Andrew is the anti-hero of the feature, and the most developed. The other two are slightly developed, as their pacifistic behaviour is established. Before I get into explaining Andrew, if there were a villain and a hero in this super power feature, it is usually Andrew vs. His father (I’ll explain that situation soon) and to a lesser extent, Andrew vs. Matt. This is because their polar opposite behaviours often clash. Andrew is much more psychopathic than Matt, who is a pacifist by nature.
Andrew is the most developed because the primary focus is on him. While this film is a riveting drama/thriller, it is also a fascinating and disturbing character study. Andrew’s mother is sick, and his father is an alcoholic who beats him every chance he gets. He also doesn’t pass up the chance to make him feel unappreciated wherever he goes. This makes Andrew feel completely neglected, and often diminishes his care for human life, making him very self conscious in a threatening way. The way Andrew thinks will unsettle most, fascinate many, and frustrate some. And I experienced all three of those.

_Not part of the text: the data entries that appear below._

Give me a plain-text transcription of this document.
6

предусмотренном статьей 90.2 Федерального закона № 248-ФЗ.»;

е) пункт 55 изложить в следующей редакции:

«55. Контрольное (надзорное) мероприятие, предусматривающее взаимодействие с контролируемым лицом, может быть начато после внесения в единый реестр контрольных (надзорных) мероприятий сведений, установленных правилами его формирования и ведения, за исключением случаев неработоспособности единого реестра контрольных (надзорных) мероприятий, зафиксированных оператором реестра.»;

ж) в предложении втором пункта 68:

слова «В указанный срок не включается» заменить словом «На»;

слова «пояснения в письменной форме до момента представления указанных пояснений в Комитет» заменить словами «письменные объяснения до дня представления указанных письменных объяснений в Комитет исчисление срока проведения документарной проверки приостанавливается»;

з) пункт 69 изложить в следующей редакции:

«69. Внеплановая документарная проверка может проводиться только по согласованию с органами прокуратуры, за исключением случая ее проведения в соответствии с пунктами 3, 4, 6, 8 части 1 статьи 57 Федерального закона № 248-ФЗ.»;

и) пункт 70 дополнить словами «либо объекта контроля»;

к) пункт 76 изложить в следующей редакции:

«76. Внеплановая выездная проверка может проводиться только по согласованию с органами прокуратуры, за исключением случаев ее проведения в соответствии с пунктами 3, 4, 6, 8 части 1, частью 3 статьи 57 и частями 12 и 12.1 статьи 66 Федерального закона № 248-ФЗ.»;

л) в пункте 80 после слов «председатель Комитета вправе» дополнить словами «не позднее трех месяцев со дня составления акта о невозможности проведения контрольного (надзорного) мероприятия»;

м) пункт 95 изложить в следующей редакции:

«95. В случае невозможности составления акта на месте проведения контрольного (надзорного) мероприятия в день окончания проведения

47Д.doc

He obviously has friends, but his father’s way of getting into his mind and twisting the way he thinks is often frustrating. But still, necessary for the plot. One thing about this feature is it goes at the speed of Ussain Bolt; it is very rushed. It is still nonetheless gripping and engaging. It would have been nice to see more pranks pulled by the boys before it turned dark, but an extended silliness may have affected the serious undertone. The chemistry created by the trio is more than fine, it seems like they’ve spent everyday together at summer camp since they were tykes. Boys will be boys, right?
In a nutshell: Chronicle is one of the most surprisingly amazing features of 2012. The rushed pace is its main flaw, but it is an awesome experience for the 84 minutes it stays around. It obtains must-see status because of its thoroughly thematic and disturbing content. It is the most must-see found-footage feature of 2012, perhaps of all-time.